Puisi; Nailus Shafi Nail*
Rubaiat Ciinta
Lee, mengawali seikat lara paling baka di ceruk hatiku
Aku pikat sekuntum pada desir angin yang menenggara pada senyummu
Bahwa peristiwa paling cemas
Adalah tanggalnya keesaan cinta
Bagaimana lagi caraku menafsirkan
Bila keesaan dan cintaku
Tak pernah teramal peramal
Kemarau pun bungkam
Akibat kesaksian cinta
Bagaimana lagi yang harus kutadaruskan pada langit
Manakala sejatinya awan adalah bagian dari kembaraku
Yang terus mengepak kegersangan batin yang kasmaran
Juga menjadi biduan harapan
Bagaimana lagi yang harus kukerlingkan pada rerumputan
Jika elok tariannya
Adalah bagian dari lengking istirahmu
Lee, kepadamulah kuhibahkan kupu-kupu berspektrum warna merah
Yang menari diantara rimbun aster
Lalu kita instrumenkan
Kidung antara aku dan kau
Annuqayah, 09 September 2020
kesaksian
Kalungkanlah gumam hatiku
di bibir waktu-waktumu, Lee
sebab perjumpaan tak terduga
di pantai rasa
di musim pecinta
di keheningan rindu
di persimpangan biru
kita dapat meraba masa purba
untuk kita ramal menjadi kenyataan
Kemudian timanglah bisikan pertama
dengan renung pendakian kembara
Duka pecinta
adalah perjanjian pekat
yang tak terpanjat
Dengusan waktu, begitu beringas
menghempas ganas daun dan debu-debu rindu
namun kita memiliki temali
yang mampu merekat hati
Annuqayah, 02 September 2020
Pendakian Ruhani
Aku melihat tikar itu terus ditempati para penyusun seluet mentari. Dia duduk dengan mata terpejam. Bibirnya membaca syakal-syakal Tuhan. Fikirannya mengawang mencari bias cahaya yang belum sempurna ia dapatkan. Tangannya memutar-mutar kalimat Tuhan sambil mengangguk-anggukkan kepala dengan khidmat. Ia becakap-cakap dengan Keagungan. Mencari setitik terang dan setetes embun dari pendar pancaran-Nya.

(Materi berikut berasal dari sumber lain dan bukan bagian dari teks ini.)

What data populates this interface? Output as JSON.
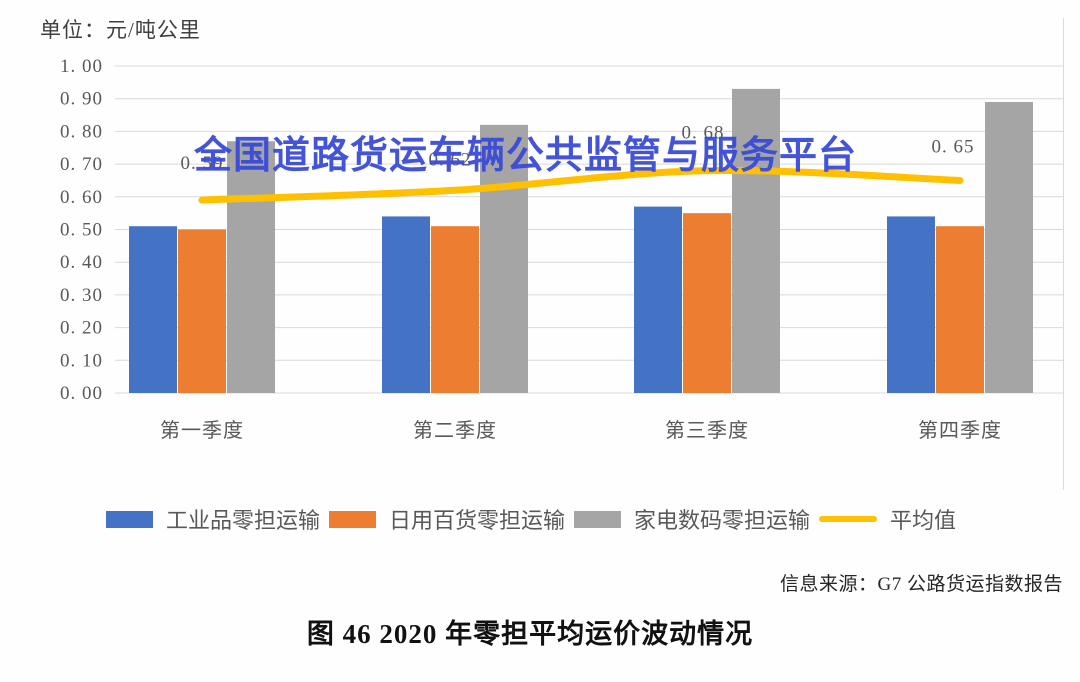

Pada khusuk yang sedang bertajuk. Dalam dirinya, ia dapatkan malaikat sedang menelusup masuk di kediaman ruhani. Mengalirkan benih-benih syukur yang selalu harus diukur dengan tafakur. Sabar yang harus berkobar. Sombong yang yang harus dibopong. Hati yang harus dipupuk dengan kalam Ilahi
Ia terus merapal doa-doanya. Badannya seakan bergetar seperti memnerima kekuatan para dewa. Kemudian ia bersujut ’tuk merajut ruhnya. Dalam sujud, ia temukan nadinya terpompa kekuatan Tuhan
Annuqayah, 10 Agustus 2020
MUSAFIR DI UJUNG BAHTERA
“Nak, sebuah permata akan didapatkan, jika kau merengkuhnya dengan kepahitan”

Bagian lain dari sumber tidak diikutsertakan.